Tak lama setelah semuanya hening, ranjang Grace kembali bergoyang. Kemudian, sesuatu yang lembab menempel di bibirnya. Grace masih terpejam, dia meyakini jika sosok yang muncul di dalam mimpinya adalah pangeran-pangeran di negeri dongeng, yang datang lewat mimpi dari perempuan yang kesepian. Ciuman itu terasa begitu nikmat, hal yang awalnya hanya sentuhan berubah menjadi sesapan—dan—lumatan. Grace mulai mendesah, saat bibir itu turun mencumbu leher kemudian menggigit gemas putingnya yang kebetulan tanpa terhalang bra.
Tunggu... Grace mengerutkan keningnya. Ini bukanlah mimpi, apa yang ia rasakan adalah nyata. Ada sesuatu yang mengaduk-aduk perutnya dan itu dia rasakan dengan nyata. Namun, ketika Grace melengku, ia hendak membuka matanya, kecupan dan kenikmatan yang barus saja ia rasakan pun hilang. Yang Grace tahu hanyalah, sosok seperti bayangan yang hilang di balik dinding kamarnya.

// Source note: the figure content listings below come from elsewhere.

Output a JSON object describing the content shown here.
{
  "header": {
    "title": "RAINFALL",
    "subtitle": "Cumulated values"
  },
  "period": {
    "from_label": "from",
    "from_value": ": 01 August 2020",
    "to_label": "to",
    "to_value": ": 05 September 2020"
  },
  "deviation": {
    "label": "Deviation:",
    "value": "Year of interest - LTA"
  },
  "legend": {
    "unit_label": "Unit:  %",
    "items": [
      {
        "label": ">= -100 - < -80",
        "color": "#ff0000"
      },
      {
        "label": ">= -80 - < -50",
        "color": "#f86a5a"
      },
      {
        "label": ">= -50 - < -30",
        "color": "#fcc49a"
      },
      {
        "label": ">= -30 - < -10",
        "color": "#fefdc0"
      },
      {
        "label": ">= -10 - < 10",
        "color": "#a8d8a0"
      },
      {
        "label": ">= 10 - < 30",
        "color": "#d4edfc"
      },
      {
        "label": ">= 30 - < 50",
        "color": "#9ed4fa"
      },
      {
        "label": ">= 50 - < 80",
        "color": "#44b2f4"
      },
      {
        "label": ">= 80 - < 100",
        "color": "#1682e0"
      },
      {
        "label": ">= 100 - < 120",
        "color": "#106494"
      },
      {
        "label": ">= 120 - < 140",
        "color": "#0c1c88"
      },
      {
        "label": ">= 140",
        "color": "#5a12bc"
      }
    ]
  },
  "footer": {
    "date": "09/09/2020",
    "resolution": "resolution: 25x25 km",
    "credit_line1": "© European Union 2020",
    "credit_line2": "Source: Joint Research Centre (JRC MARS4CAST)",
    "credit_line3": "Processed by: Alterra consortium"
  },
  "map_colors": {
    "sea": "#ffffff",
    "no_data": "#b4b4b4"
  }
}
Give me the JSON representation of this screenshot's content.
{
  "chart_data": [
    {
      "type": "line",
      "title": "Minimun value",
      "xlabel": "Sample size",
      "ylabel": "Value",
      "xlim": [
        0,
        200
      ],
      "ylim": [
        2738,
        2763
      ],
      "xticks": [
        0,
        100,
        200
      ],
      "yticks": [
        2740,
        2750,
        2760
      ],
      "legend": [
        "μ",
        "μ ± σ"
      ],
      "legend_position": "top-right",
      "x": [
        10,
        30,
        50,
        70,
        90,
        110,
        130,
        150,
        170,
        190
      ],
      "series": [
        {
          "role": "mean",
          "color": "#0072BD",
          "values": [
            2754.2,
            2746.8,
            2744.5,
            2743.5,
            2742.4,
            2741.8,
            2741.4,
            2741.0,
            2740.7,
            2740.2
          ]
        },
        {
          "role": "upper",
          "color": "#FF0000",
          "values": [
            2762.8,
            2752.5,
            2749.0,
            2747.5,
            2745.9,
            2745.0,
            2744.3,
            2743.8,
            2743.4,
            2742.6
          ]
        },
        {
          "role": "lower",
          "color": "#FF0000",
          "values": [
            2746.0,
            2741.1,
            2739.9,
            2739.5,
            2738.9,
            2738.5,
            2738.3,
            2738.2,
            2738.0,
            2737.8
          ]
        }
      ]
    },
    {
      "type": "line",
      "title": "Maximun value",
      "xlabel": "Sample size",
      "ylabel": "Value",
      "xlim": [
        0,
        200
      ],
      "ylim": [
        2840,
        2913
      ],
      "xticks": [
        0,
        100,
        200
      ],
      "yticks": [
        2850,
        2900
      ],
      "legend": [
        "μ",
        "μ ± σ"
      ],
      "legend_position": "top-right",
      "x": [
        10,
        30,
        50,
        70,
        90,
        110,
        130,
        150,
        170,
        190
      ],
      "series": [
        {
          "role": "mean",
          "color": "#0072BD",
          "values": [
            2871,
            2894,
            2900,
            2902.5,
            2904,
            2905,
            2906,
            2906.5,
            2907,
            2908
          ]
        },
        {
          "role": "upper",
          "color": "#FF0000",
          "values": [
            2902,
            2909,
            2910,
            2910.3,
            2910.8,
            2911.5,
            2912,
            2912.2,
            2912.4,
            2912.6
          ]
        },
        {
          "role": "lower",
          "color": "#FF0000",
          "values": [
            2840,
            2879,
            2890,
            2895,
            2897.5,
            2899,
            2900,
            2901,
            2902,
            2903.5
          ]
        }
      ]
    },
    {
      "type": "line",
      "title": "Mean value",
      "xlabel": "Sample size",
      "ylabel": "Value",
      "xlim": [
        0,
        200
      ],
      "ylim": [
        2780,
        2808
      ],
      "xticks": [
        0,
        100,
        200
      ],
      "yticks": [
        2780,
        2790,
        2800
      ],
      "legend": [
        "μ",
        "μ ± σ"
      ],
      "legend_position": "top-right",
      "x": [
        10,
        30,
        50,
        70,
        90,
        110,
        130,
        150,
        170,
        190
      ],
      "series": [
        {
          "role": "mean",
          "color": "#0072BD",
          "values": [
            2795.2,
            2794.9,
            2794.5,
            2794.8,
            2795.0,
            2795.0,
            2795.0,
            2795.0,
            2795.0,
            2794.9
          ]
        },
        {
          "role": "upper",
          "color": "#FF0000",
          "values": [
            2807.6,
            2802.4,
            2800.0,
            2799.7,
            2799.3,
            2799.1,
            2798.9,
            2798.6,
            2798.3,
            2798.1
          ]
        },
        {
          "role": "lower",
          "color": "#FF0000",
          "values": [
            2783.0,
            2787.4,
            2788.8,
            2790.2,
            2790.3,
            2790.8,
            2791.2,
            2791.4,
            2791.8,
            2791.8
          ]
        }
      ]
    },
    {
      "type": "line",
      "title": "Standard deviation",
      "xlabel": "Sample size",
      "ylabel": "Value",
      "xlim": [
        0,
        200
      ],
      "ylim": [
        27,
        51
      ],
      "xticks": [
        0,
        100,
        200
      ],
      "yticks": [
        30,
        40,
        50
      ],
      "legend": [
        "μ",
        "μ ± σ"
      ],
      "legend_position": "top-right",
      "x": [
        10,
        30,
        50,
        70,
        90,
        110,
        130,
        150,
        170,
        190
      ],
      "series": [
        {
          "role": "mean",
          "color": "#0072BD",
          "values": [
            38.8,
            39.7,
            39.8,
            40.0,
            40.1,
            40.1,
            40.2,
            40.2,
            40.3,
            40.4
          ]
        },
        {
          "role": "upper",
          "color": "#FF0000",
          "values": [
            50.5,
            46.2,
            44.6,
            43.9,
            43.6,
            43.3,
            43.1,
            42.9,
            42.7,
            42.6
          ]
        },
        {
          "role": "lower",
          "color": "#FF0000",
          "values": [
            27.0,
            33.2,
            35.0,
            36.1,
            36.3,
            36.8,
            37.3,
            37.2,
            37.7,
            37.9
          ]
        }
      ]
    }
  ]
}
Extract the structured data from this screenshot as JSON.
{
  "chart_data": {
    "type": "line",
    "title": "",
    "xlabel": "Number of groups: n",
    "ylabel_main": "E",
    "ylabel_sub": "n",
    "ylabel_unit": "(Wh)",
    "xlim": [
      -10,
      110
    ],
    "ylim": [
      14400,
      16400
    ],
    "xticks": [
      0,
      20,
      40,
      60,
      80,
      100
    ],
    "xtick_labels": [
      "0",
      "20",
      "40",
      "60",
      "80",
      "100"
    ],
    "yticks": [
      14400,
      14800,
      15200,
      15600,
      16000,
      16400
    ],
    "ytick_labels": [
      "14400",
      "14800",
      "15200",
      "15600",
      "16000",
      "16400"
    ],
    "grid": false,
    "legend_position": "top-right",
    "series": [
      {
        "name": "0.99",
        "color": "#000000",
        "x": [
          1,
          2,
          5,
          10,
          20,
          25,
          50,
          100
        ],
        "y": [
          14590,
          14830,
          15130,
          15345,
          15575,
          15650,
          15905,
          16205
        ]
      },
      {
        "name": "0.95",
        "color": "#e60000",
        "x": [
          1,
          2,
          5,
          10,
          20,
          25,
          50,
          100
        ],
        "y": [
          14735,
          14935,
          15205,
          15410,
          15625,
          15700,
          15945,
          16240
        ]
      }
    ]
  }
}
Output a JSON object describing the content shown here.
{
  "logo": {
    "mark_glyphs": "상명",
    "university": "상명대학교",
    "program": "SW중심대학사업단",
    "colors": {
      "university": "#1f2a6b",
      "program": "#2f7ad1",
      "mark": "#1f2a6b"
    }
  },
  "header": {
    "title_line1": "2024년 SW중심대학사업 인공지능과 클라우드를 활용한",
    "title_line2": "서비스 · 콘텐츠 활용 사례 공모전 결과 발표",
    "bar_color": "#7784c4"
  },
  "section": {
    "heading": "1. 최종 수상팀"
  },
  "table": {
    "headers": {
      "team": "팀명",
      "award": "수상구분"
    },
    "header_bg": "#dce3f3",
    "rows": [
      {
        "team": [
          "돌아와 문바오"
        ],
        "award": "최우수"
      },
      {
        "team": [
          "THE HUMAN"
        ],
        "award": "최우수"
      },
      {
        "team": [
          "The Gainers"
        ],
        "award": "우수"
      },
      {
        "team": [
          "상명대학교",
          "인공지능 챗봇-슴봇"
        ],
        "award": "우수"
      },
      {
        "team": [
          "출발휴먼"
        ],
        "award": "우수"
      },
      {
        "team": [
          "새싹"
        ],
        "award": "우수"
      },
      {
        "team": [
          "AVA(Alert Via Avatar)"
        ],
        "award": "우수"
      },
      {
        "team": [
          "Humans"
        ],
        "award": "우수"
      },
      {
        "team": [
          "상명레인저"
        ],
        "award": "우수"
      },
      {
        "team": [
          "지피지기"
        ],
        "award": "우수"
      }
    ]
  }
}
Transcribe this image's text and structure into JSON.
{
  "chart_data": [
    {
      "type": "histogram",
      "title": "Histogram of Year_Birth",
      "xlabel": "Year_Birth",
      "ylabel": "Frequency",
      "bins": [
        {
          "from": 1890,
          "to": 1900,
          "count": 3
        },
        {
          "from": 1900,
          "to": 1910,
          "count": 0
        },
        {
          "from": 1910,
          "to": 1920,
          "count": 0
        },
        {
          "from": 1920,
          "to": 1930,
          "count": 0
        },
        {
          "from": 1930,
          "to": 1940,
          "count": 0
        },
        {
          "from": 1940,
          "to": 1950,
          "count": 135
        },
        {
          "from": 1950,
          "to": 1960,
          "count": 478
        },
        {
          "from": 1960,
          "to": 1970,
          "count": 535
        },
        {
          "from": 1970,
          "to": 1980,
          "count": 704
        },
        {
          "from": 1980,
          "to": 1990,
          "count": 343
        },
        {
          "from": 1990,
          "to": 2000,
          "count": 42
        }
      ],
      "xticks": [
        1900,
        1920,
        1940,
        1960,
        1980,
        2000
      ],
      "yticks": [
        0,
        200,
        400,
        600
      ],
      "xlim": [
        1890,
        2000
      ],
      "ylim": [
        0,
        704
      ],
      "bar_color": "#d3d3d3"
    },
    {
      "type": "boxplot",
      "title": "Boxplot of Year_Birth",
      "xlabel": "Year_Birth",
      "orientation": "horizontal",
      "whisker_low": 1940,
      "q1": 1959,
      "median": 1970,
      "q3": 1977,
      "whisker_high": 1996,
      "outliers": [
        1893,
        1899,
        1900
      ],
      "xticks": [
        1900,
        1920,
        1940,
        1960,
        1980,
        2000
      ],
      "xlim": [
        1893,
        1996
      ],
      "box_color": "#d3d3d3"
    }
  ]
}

Apa ia mimpi? Jika iya, kenapa mimpi itu terasa nyata? Namun, jika ia tidak bermimpi, apa mungkin ada manusia yang bisa lenyap di balik dinding? Grace teduduk, dia memeluk tubuhnya sendiri dengan kedua tangan saat bulunya mulai meremang.
Pikirannya kembali berputar pada Alex, pemuda yang tadi pagi meninggal. Apakah arwah Alex yang datang? Ataukah rumah kediaman keluarga Kyle berhantu? Tidak! Tentu saja tidak! Bagaimana bisa Grace berpikiran sekonyol itu. Dia bukan gadis berusia tujuh tahun yang takut jika ada boneka menangis sendirian. Itu tahayu, dan itu konyol!
"Kau jangan gila, Grace." gumamnya sambil menepuk-nepuk pipinya sendiri. Setelah ia meneguk air mineral yang ada di nakas samping tempat tidur, dia kembali memejamkan mata.
=000=
Malam ini Nicholas, Marvin dan Sean sudah berada di dalam hotel berbintang di London. Ada acara di hotel itu, tepatnya pesta yang digelar oleh salah satu pengusaha kaya London untuk menyambut kedatangan Omar, pengusaha kelas dunia yang selalu menjadi incaran pengusaha-pengusaha yang ingin meminta investasinya.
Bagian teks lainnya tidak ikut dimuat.